Evertales proves that even unlikely heroes can be great

Let’s be up front about something, shall we? Fearless heroes need their heads examined. For every one of those muscle-bound pretty boys that runs off into the darkness to make the rest of us look bad, there’s a dozen more —smarter— folks who’re hanging out in the tavern, keeping warm by the fire and enjoying a pint. But what happens when some of those folks get drafted to save the kingdom? The results, as seen in Evertales, are delightfully goofy.

The story here feels like it’s straight out of The Bard’s Tale series of RPGs, thanks to its sarcastic tone and underwhelming heroes. There’s Sir Jorgin, the aged knight who only seems capable of running towards a state of obesity; Arwick, the narcissist elf; and Taragorn, the senile wizard. The three find themselves reluctant participants on a quest to take down the Dark Lord of Darkness. The first level begins in the tavern, when the trio is setting out on their journey, and they find themselves the target of an attack by a group of drunk dwarves. From there on out, things only get more ridiculous.

Even though it features 3D graphics, this is, at its core, a 2D action platformer. You run through linear levels, occasionally climbing/jumping between different elevations, and battling a couple of different enemy types. Doubling back to previously unexplored areas that sit over or under the main pathways will often result in a treasure chest loaded with extra gold. When you get to the end of the level, there’s usually a boss to fight, but these battles are pretty easy once you figure out your opponent’s attack patterns. Overall the gameplay is pretty standard, but it works just fine in this case.

Gold is used in between levels to unlock new outfits and weapons, as well as buy upgrades for the latter.

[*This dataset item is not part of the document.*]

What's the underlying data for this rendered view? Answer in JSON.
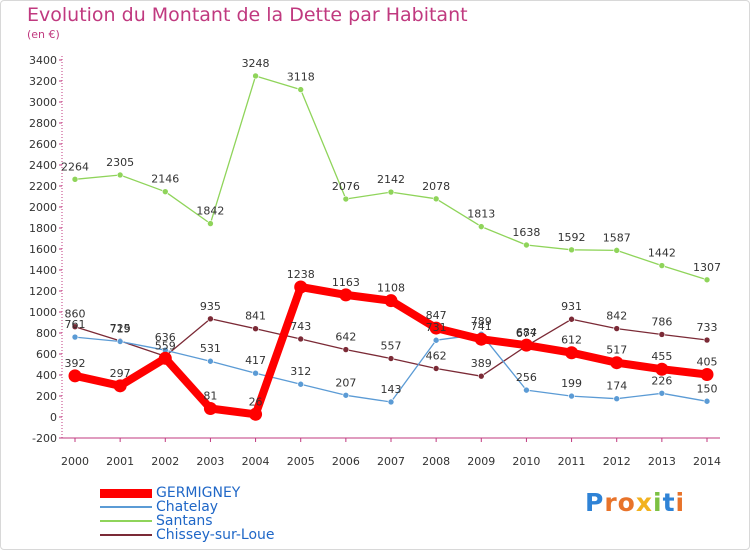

You can play through the levels multiple times to get enough gold to power up your equipment and look good, or you can buy them with real money.

There are two different control schemes, both of which are easy to learn. The first has you swipe your finger across the screen to move right and left, while the other lets you use a virtual joystick to do the same thing. Both control systems use the same mechanics otherwise: there are jump and attack buttons on the right side of the screen, and tapping on the portrait and weapon icons at the top of the screen will accordingly swap out your character weapon. For the most part, you won’t have to change things up, but it is occasionally necessary (such as when you need to take advantage of Arwick’s double-jump ability).



The game both looks and sounds great. The 3D graphics make the levels look pretty lush, and there are number of great touches in the background, that make the world feel nicely fleshed out. The sound effects, too, are nice, but the game’s narrator deserves a special award for his dialogue at the start of every level.

Between the great story, goofy characters, and solid production values, Evertales is easy to recommend. The gameplay might be a little too simple for hardcore action fans, but just about everyone else will love it.